Global equities rose in November about 2.5% in USD terms led by the USA market where the S&P 500 gained 3.4% in USD, and over 5% in AUD terms.

November

News flow was not particularly constructive with poor industrial production figures from major economies and additional complexity in the China USA trade talks introduced by a ‘Human Rights Bill’ being passed by Congress and signed into law by President Trump. Consequently, the trade bill wasn’t signed and is at best pushed back to mid-December.

So once again markets moved in the opposite direction from ‘fundamentals’ providing yet more evidence that timing market exposure is quite hard to get right and so we don’t do it. We have remained fully invested.

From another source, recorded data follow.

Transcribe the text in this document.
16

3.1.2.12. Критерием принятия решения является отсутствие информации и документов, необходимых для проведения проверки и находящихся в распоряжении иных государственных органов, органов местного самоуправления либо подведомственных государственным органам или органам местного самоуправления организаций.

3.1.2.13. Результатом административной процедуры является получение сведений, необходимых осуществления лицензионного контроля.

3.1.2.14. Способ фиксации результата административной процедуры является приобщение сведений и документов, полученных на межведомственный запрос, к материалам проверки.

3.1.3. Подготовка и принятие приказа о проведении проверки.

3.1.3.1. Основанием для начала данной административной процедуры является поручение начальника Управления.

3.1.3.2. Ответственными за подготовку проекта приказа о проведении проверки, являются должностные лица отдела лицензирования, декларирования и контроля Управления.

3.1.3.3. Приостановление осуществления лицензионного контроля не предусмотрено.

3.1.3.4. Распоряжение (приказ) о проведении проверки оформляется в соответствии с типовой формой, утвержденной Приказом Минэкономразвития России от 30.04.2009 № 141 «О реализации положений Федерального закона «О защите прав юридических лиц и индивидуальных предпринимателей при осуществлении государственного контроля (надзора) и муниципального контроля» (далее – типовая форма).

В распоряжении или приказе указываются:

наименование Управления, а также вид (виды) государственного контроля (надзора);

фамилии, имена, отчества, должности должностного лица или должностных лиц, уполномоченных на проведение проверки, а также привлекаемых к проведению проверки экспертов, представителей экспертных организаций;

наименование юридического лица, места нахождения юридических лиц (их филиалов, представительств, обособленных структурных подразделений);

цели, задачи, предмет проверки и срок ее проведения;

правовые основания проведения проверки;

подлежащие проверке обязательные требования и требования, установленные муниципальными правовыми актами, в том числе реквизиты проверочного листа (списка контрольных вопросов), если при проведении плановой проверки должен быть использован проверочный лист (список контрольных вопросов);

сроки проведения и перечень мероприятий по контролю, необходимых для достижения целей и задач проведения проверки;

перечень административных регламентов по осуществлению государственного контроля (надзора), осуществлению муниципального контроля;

The GHC strategy rose over 3.5% % in USD terms and over 5.5% in AUD$.

Notable price moves in the month came from AES (a ‘boring’ utility) up 12%, Alibaba, a recent purchase on Hong Kong riot weakness, up more than 12%, and Discovery Channel up over 20% after some strong results and a clear reduction in their indebtedness incurred through the Scripps acquisition. It is part of our thesis that content will be very important as the proliferation in digital channels continues. Discovery has non scripted content (cheaper to make and accounting for a large part of viewing ‘eyeballs) in abundance.

We changed one position in the portfolio late in November. We sold Caterpillar after a strong share price rebound after poor results and poor guidance on their order book and reinvested by adding to Discovery Channel and into a new holding, Johnson Controls which is a USA based provider of hard and software for smarter buildings, with products that include energy saving air conditioning and fire detection. We still expect significant upgrades to USA infrastructure, and new buildings globally are also likely to require more efficient use of energy.

We remain biased to Value with a significant exposure to the USA and Japan. Long-term returns from global equities will be generated by the ability of our companies to deliver growing profits and dividends which look possible despite anaemic economic growth and political risk.